A l’initiative de l’ANAM, une étude du cabinet Actuariat Global met en garde contre les risques pesant sur l’AMO à l’horizon 2025. La CNSS s’en sort bien. La CNOPS devra enregistrer son premier déficit dès 2018. Pour maintenir l’équilibre, la CNOPS sera contrainte à revaloriser ses taux de cotisation de 5 à 6,20 % pour les actifs et de 2,50 à 3,10% pour les pensionnés.
Le régime de l’Assurance maladie obligatoire (AMO) serait-il en danger ? Voilà une question qui taraude les esprits des décideurs ces derniers temps au Maroc? Le gouvernement aura beau afficher le nombre sans cesse croissant des bénéficiaires du Ramed et de l’AMO, mais rien jusqu’ici ne nous rassure sur la pérennité financière de ces deux régimes. Voyons voir quel sera l’impact d’un certain nombre d’évènements qui, à coup sûr, viendront chambouler la donne et les calculs des dirigeants des deux principaux organismes de prévoyance sociale au Maroc : d’un côté la CNSS pour le secteur privé et, de l’autre, la CNOPS qui gère l’AMO du secteur public.

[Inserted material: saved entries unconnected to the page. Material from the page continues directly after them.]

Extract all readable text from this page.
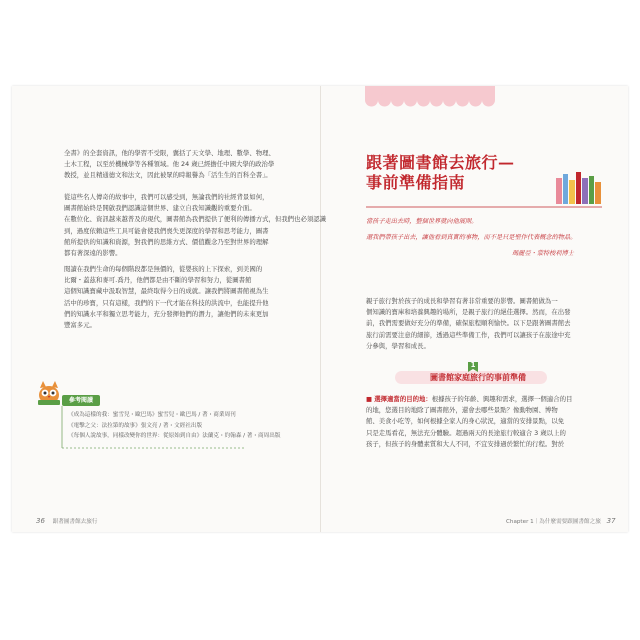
全書》的全套資訊，他的學習不受限，囊括了天文學、地理、數學、物理、
土木工程，以至於機械學等各種領域。他 24 歲已經擔任中國大學的政治學
教授，並且精通德文和法文，因此被眾的時報譽為「活生生的百科全書」。
從這些名人傳奇的故事中，我們可以感受到，無論我們的社經背景如何，
圖書館始終是開啟我們認識這個世界、建立自我知識觀的重要介面。
在數位化、資訊越來越普及的現代，圖書館為我們提供了便利的傳播方式，但我們也必須認識
到，過度依賴這些工具可能會使我們喪失更深度的學習和思考能力，圖書
館所提供的知識和資源，對我們的思維方式、價值觀念乃至對世界的理解
都有著深遠的影響。
閱讀在我們生命的每個階段都是無價的，從嬰孩的上下探索，到美國的
比爾・蓋茲和麥可․喬丹，他們都是由不斷的學習和努力，從圖書館
這個知識寶藏中汲取智慧，最終取得今日的成就。讓我們將圖書館視為生
活中的珍寶，只有這樣，我們的下一代才能在科技的洪流中，也能提升他
們的知識水平和獨立思考能力，充分發揮他們的潛力，讓他們的未來更加
豐富多元。
參考閱讀
《成為這樣的我：蜜雪兒・歐巴馬》蜜雪兒・歐巴馬 / 著・商業周刊
《電擊之父：法拉第的故事》張文亮 / 著・文經社出版
《每個人說故事，同樣改變你的世界：從原始到自由》法蘭克・約翰森 / 著・商周出版
36 跟著圖書館去旅行
跟著圖書館去旅行—
事前準備指南
當孩子走出去時，整個世界就向他展開。
還我們帶孩子出去，讓他看到真實的事物，而不是只是聖作代表概念的物品。
瑪麗亞・蒙特梭利博士
親子旅行對於孩子的成長和學習有著非常重要的影響。圖書館做為一
個知識的寶庫和培養興趣的場所，是親子旅行的絕佳選擇。然而，在出發
前，我們需要做好充分的準備，確保旅程順利愉快。以下是跟著圖書館去
旅行前需要注意的細節，透過這些準備工作，我們可以讓孩子在旅途中充
分參與，學習和成長。
1
圖書館家庭旅行的事前準備
■ 選擇適當的目的地：根據孩子的年齡、興趣和需求，選擇一個適合的目
的地，您選目的地除了圖書館外，還會去哪些景點？像動物園、博物
館、美食小吃等，如何根據全家人的身心狀況，適當的安排景點，以免
只是走馬看花，無法充分體驗。超過兩天的長途旅行較適合 3 歲以上的
孩子，但孩子的身體素質和大人不同，不宜安排過於繁忙的行程。對於
Chapter 1｜為什麼需要跟圖書館之旅 37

Commençons par l’AMO gérée par la CNSS. La caisse dirigée par Saïd Ahmidouch doit absolument s’adapter à l’évolution de son propre écosystème. Elle devra faire avec une révision des tarifs de certains actes, l’extension du panier de soins, le passage du taux de remboursement des soins ambulatoires de 70% à 80%, la révision des prix et de la liste des dispositifs médicaux et, enfin, l’intégration de la population qui jouit encore d’une assurance maladie auprès des compagnies d’assurances (les salariés bénéficiant du fameux article 114 de la loi sur l’AMO). En intégrant l’ensemble de ces mesures, tiennent à rassurer les experts du cabinet Actuariat Global, le régime AMO-CNSS va gagner en force, dégageant en moyenne 12,6 milliards de DH au niveau de son solde global entre 2015 et 2025. Mieux encore, ajoute l’Agence nationale de l’assurance maladie, le fonds de placement du régime doublera sur la même période permettant de constituer une solide réserve.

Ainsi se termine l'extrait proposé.